Dun snijden van Slice voorbereidingen voor immunohistochemie
Summary
De huidige methode maakt het mogelijk reproduceerbaar cryostaat opdeling van de kleine, moeilijk te beheren, weefsel stukken, zoals biopsieën en hersenen plakjes. Wij gebruiken een eenvoudige aluminium bevriezing stadium bij het verwerken van weefsel en een standaard cryostaat om routinematig produceren 5-10 micron seriële secties van 400 micron dikke sneden hersenen te vergemakkelijken.
Abstract
Veel onderzoek in de neurowetenschappen, evenals andere disciplines, te betrekken het bestuderen van kleine, maar macroscopische stukken of delen van weefsel die bewaard zijn gebleven, vers verwijderd of weggesneden maar bleef levensvatbaar, zoals in het stukje voorbereiding van het hersenweefsel.
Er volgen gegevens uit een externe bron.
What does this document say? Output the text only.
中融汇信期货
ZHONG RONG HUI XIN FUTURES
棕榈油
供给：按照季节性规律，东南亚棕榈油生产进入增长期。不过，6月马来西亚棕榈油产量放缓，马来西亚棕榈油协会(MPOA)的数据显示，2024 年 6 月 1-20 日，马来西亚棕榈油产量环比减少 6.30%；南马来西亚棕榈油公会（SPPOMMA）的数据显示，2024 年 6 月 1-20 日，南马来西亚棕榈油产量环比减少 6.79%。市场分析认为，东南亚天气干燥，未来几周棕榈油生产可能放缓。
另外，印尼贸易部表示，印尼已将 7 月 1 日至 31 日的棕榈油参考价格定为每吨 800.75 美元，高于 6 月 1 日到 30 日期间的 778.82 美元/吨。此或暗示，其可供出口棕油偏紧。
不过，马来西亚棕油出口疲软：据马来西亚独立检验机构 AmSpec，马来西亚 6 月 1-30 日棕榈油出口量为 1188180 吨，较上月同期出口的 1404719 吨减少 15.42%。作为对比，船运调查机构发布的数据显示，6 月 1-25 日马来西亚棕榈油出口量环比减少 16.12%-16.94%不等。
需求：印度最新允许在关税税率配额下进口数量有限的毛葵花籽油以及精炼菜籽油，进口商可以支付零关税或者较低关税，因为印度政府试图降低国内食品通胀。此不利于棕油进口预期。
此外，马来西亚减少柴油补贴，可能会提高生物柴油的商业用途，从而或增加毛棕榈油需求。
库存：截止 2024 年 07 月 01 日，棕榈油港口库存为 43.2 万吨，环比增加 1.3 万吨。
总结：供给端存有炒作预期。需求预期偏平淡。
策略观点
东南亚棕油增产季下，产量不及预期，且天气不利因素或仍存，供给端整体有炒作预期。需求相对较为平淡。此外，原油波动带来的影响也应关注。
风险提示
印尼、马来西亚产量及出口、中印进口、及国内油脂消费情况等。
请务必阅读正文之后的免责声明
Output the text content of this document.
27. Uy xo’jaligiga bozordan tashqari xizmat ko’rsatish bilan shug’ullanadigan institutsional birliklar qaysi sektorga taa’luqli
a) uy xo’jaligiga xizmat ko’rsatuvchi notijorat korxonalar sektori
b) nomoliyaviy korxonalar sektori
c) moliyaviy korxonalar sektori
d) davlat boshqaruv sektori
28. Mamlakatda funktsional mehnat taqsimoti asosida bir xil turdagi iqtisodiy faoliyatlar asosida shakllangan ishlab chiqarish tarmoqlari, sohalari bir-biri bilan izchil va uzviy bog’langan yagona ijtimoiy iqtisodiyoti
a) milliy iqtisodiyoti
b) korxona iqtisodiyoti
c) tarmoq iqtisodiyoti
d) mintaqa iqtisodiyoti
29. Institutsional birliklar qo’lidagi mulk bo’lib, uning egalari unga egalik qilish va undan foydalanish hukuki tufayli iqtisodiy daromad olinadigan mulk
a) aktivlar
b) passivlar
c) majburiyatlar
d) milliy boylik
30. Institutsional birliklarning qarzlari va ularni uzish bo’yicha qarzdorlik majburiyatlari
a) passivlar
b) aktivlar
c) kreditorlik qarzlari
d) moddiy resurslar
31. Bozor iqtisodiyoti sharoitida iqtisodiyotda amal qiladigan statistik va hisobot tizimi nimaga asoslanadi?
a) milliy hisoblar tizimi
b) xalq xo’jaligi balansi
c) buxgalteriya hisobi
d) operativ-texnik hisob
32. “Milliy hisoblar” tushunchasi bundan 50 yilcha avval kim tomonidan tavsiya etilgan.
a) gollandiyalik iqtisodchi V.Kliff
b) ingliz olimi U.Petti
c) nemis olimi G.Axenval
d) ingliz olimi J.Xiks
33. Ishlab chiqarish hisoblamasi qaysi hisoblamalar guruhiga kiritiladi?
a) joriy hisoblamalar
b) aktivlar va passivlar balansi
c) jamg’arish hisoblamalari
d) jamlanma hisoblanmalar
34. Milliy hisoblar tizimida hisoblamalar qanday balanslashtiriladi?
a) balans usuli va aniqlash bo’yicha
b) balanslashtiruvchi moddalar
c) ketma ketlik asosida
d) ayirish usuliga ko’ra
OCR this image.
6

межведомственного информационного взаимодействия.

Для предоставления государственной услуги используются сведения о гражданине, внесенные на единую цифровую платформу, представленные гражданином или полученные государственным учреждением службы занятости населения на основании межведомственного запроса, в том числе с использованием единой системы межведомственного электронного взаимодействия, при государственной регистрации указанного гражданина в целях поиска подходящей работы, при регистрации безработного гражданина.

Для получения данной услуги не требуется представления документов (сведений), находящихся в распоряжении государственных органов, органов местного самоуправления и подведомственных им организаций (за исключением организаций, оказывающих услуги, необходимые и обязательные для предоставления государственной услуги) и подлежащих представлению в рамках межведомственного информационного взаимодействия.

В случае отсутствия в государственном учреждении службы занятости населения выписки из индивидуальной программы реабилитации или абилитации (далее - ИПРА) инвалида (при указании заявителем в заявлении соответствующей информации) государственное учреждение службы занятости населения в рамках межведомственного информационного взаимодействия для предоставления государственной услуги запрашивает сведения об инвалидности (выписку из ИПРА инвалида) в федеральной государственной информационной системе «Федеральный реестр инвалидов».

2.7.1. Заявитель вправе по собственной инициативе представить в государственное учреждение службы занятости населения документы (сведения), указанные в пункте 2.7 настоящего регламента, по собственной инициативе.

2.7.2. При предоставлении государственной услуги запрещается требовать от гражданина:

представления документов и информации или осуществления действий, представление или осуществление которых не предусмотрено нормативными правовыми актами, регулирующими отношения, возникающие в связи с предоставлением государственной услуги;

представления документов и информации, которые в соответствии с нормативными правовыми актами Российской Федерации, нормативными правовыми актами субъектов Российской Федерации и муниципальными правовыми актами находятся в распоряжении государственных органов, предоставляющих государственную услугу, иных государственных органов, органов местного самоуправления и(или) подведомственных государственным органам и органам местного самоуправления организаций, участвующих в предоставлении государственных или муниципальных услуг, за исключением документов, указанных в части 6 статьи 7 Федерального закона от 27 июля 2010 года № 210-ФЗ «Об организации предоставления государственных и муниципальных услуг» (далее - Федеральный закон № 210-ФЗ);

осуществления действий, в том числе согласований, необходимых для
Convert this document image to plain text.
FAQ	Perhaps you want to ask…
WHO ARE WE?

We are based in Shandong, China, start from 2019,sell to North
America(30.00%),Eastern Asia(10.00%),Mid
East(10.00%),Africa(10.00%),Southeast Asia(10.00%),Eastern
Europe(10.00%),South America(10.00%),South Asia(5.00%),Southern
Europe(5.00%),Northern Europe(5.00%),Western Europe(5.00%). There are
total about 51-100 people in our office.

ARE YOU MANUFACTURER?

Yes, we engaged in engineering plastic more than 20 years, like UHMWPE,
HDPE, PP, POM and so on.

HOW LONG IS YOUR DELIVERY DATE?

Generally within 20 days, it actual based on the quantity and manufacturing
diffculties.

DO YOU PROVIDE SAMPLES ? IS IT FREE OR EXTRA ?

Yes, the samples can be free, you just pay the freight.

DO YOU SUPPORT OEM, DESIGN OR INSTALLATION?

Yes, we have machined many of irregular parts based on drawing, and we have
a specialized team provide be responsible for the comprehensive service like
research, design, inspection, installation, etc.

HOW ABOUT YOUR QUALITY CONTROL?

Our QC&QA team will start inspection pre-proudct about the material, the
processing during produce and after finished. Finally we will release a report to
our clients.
Latere microscopisch onderzoek van dit materiaal kan lastig zijn, omdat het weefsel monsters kunnen worden moeilijk te hanteren. Aangetoond hier is een methode voor het verkrijgen van dunne cryostaatcoupes van weefsel met een dikte die kan variëren +0,2 tot +5,0 mm. We routinematig geknipt 400 micron dikke Vibratome hersencoupes serieel in 50-10 micron coronale cryostaat secties. De schijfjes worden doorgaans het eerst gebruikt voor elektrofysiologie experimenten en vervolgens vereisen microscopische analyse van de cytoarchitecture van de regio waar de opnames werden waargenomen. We hebben geconstrueerd een eenvoudig apparaat dat gecontroleerde en reproduceerbare voorbereiding en positionering van het weefsel slice toelaat. Dit apparaat bestaat uit een cilinder 5 cm lang met een diameter van 1,2 cm, die dienst doet als een beslissing tot bevriezing podium voor de slice. Een ring schuift precies over de cilinder het verstrekken van muren rond de slice waardoor het weefsel te worden ondergedompeld in de vrieskou verbinding (bijv. LGO). Dit is dan snel bevroren met gemalen droog ijs en de daaruit voortvloeiende wafer kan eenvoudig worden positie voor cryostaat snijden. Dunne secties kunnen ontdooien gemonteerd op gecoate dia's te laten verdere studies moeten worden uitgevoerd, zoals diverse kleuringsmethoden, in situ hybridisatie, of immunohistochemie, zoals hier aangetoond.
Protocol
Discussion
Het protocol hier gepresenteerde biedt onderzoekers met een beknopte, gemakkelijk te volgen schetsen van hoe dun cryostaatcoupes van de kleine, moeilijk te beheren, weefsel stukken, zoals biopsieën en de hersenen plakjes voor verdere studies moeten worden uitgevoerd, zoals het verkrijgen van verschillende kleuringsmethoden, in situ hybridisatie, of immunohistochemie.
Materials
| Material Name | Type | Company | Catalogue Number | Comment |
|---|---|---|---|---|
| O. C. T. | Ted Pella, Inc | 27050 | ||
| Glycerol Solution | 30% Glycerol Solution in PBS w/v | |||
| Sucrose Solution | 30% Sucrose Solution in PBS w/v |
References
- Scoutern, C. W., O’Connor, R., Cunningham, M. Perfusion fixation of research animals. Microsc. Today. 14, 26-33 (2006).
- Cunningham, M. G., Connor, C. M., Zhang, K., Benes, F. M. Diminished serotonergic innervation of adult medial prefrontal cortex after 6-OHDA lesions in the newborn rat. Brain Res. Dev. Brain Res. 157, 124-131 (2005).